Credit cards which use biometric authentication instead of an invariable PIN code have been believed to be the plausible solution to card fraud since Mastercard unveiled a credit card with a fingerprint reader in April 2017.
Gemalto, a company which makes credit card chips and SIM cards, has now gone a step further and unified both the technologies. The security firm has launched a new contactless credit card which uses card holder’s fingerprint to authorize transactions.
Gemalto has signed up Bank of Cyprus to introduce the technology among customers. Keen credit card holders will have to visit their local branch to enroll their fingerprints. Gemalto says that the imprint of the fingerprint is stored on the card during the enrollment process. When a customer uses the card for a transaction, the requested fingerprint is matched against the template saved on the card.
The company describes that their new card is compliant with existing standards for contactless payments and can be easily used with existing machines. Furthermore, the card does not need an inbuilt battery to function and draws power from the contactless point of sale (PoS). Gemalto has also claimed that these cards will be rolled out in larger numbers in the coming months, and more widely in 2019.

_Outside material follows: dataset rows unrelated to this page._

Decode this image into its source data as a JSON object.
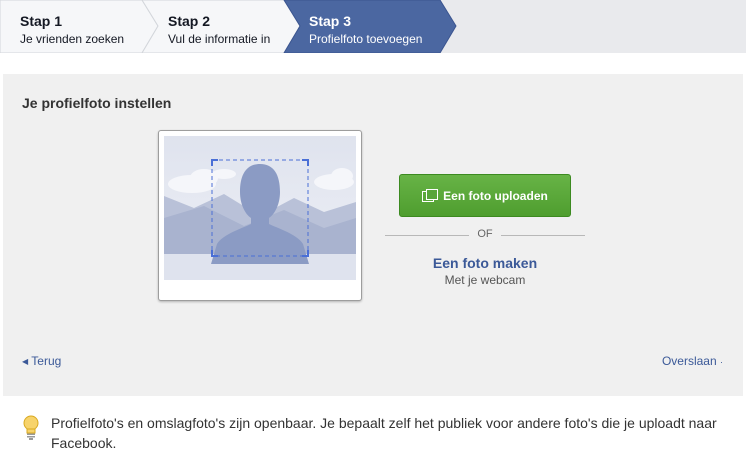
{
  "steps": [
    {
      "number": "Stap 1",
      "description": "Je vrienden zoeken",
      "active": false
    },
    {
      "number": "Stap 2",
      "description": "Vul de informatie in",
      "active": false
    },
    {
      "number": "Stap 3",
      "description": "Profielfoto toevoegen",
      "active": true
    }
  ],
  "panel": {
    "title": "Je profielfoto instellen",
    "upload_label": "Een foto uploaden",
    "or_label": "OF",
    "webcam_label": "Een foto maken",
    "webcam_sub": "Met je webcam",
    "back_label": "Terug",
    "skip_label": "Overslaan"
  },
  "notice": {
    "text": "Profielfoto's en omslagfoto's zijn openbaar. Je bepaalt zelf het publiek voor andere foto's die je uploadt naar Facebook."
  },
  "colors": {
    "link": "#3b5998",
    "active_step": "#4b67a1",
    "upload_button": "#5aa839"
  },
  "icons": [
    "upload-photos-icon",
    "left-arrow-icon",
    "right-arrow-icon",
    "lightbulb-icon"
  ]
}
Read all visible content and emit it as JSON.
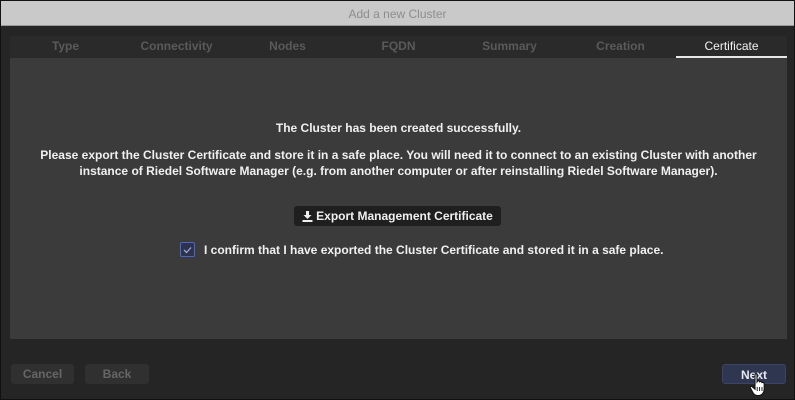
{
  "window": {
    "title": "Add a new Cluster"
  },
  "tabs": [
    {
      "label": "Type",
      "active": false
    },
    {
      "label": "Connectivity",
      "active": false
    },
    {
      "label": "Nodes",
      "active": false
    },
    {
      "label": "FQDN",
      "active": false
    },
    {
      "label": "Summary",
      "active": false
    },
    {
      "label": "Creation",
      "active": false
    },
    {
      "label": "Certificate",
      "active": true
    }
  ],
  "content": {
    "success_message": "The Cluster has been created successfully.",
    "export_message": "Please export the Cluster Certificate and store it in a safe place. You will need it to connect to an existing Cluster with another instance of Riedel Software Manager (e.g. from another computer or after reinstalling Riedel Software Manager).",
    "export_button_label": "Export Management Certificate",
    "export_button_icon": "download-icon",
    "confirm_checkbox_checked": true,
    "confirm_label": "I confirm that I have exported the Cluster Certificate and stored it in a safe place."
  },
  "footer": {
    "cancel_label": "Cancel",
    "back_label": "Back",
    "next_label": "Next"
  },
  "colors": {
    "accent": "#4a67c9",
    "panel_bg": "#3b3b3b",
    "next_button_bg": "#2f3650"
  }
}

Contactless payment terminals have been around for a few years now. Typically, users must bring their cards (or authorized smartphones) within close proximity of the contactless PoS machine which recognized the card without a swipe. This prevents rogue PoS machines from copying the credentials of a card as the transaction data is encrypted.
These are based on chip-level technologies such as Near Field Communication (NFC) and Magnetic Secure Transmission and cloud-based services like Host Card Emulation (HCE). Live examples include State Bank of India’s “Tap & Go” Debit Card (NFC), Samsung Pay (MST), and Apple Pay (HCE). Innovators are also fiddling with new methods like sound-based communications and Google’s India-centric payment app – Tez – is one of the patrons of the technology.